Exploratory Data Analysis
This page explores data in the form of plots and visuals to give a better idea about the data that was cleaned.
2 Proportion of ridesper rider status
A positive sign of growth in members over years 2016 to 2020 is seen in Figure 5 above. The fact that CaBi had the highest number of members in 2020 signifies that the number of casual riders, mainly tourists and folks residing in D.C for a few months at maximum, declined significantly due to the imposed lockdown. As a result of the lockdown, we notice a drop in members from 2020 to 2021 by almost 25%! Therefore, the pandemic indubitably affected CaBi’s revenues and has now put them in a period of recovery.
3 Number of start rides per hour of the day by Rider Status (2016-2022)
Figure 6 highlights that there is relatively no activity on CaBi bikes amongst members and casual riders at 3AM and 4AM across the years 2016 to 2022. However, at 8AM we see a spike in rides started for members and not for casual riders, implying that members mainly commute for work using CaBi. Another peak is seen at 5PM, this time for both members and casual riders, which denotes that members mainly commute from their workplaces back home but casual riders set off for a leisurely trip, reinforcing our observation from Figure 6 that casual riders comprise mainly tourists.
4 Ridge plot of log ride duration
|
|
|
|---|
From Figure 7, we now know that not only did frequency of rides reduce in 2020, but so did duration of each ride as the peak of 2020 is slightly shifted left relative to other ridges.
Figure 8 accounts for outliers by using a log-transformation on duration in minutes. The main takeaway from this plot is the heavier tails for hours 10AM to 11PM, implying riders use CaBi for greater durations half the day compared to the other half.
5 Ridge plot of number of start rides per hour of the day
Analogous to Figure 8, Figure 9 above helps us visualize the distribution of the number of rides started over a day across all years and members in our data. At 5AM, there is relatively no activity for CaBi, but once the clock strikes 6AM and riders start their day, the activity increases gradually until it reaches a peak at 8AM. Due to work hours, activity is low from 9AM to 4PM, but we see even greater activity at 5PM and 6PM as riders leave their workplaces. Activity after 6PM starts reducing gradually and the cycle begins again at 6AM the next day.

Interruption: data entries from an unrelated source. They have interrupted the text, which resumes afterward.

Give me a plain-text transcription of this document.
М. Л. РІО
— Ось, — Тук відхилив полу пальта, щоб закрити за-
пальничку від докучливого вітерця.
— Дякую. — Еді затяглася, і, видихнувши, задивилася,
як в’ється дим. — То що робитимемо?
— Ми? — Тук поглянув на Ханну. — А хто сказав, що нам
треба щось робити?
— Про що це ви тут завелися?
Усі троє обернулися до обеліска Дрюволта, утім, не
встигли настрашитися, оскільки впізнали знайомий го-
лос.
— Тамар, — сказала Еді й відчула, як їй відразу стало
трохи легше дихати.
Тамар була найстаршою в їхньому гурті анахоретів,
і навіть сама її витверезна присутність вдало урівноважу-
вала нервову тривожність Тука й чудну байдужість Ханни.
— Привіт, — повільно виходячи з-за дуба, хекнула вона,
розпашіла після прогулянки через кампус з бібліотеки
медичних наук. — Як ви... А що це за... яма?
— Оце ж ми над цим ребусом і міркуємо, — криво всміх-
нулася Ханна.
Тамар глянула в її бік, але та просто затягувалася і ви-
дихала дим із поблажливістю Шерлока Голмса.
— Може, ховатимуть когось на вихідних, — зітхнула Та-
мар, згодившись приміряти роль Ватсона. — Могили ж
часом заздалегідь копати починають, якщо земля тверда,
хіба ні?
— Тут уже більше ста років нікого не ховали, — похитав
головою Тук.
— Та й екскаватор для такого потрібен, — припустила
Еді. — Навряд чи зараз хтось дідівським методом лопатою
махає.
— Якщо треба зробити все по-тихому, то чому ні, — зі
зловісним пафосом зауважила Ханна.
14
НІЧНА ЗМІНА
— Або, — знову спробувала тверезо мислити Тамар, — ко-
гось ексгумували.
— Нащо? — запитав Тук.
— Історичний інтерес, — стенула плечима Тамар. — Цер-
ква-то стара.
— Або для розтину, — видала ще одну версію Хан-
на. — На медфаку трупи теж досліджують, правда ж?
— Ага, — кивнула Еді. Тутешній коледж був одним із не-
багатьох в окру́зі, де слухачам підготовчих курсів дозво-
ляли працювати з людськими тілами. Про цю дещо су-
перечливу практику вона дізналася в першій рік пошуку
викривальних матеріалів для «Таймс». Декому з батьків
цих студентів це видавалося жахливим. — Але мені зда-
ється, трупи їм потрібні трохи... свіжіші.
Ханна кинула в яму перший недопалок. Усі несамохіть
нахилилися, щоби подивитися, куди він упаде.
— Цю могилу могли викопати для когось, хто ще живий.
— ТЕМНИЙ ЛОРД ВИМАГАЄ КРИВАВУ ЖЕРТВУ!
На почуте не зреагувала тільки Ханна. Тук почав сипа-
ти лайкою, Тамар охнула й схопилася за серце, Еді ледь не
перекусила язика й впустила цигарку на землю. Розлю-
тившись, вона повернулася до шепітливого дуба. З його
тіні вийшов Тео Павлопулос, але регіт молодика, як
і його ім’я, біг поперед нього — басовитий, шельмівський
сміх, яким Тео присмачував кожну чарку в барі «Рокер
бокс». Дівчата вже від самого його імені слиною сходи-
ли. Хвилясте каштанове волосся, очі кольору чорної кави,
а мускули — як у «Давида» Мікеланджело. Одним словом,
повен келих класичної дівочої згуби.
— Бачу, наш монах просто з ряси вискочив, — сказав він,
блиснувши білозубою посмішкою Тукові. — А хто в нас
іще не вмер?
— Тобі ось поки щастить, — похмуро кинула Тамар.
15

6 Bar plot for proportions
|
|
|
|---|
Figure 10 above signifies that CaBi members account for approximately 73% of the whole data and casual riders account for 27%.
Figure 11 above encapsulates another categorical variable, bike type. Classic bikes were present since the inception of CaBi and comprise approximately 90% of the data. Electric bikes were introduced in 2020 and because we could not find conclusive information about the meaning of docked bikes, we decided to drop it entirely for statistical analyses.
7 Boxplots for trip duration
From Figure 12, the numeric variables of duration in minutes and distance in miles still had a right-skewed distribution after removing heavy outliers. Because the median is closer to the left of the box (lower duration or distance) and the whisker is shorter on the left end of the box, Their distributions are right-skewed. The median duration is approximately 12 minutes and the median distance covered is approximately one mile among members and casual riders. Therefore, using log- transformations on these features is better for t-Tests as they would then follow normality strictly.
8 Geospatial
The Folium package in Python helped us generate the geospatial visualizations because our data contained latitude and longitude features for start as well as end dates of each trip. Therefore, we created a function that takes in the station address as a string and outputs a heatmap of stations where rides ended. From Figure 13 above, most trips ended around the Rosslyn Metro Station and Dupont Circle, indicating that the Georgetown community uses CaBi as a substitute for the Georgetown University Transportation Shuttle. Moreover, 8000 trips, including 5500 members and 2500 casual riders, were started from 37th & O St NW across 2016-2022.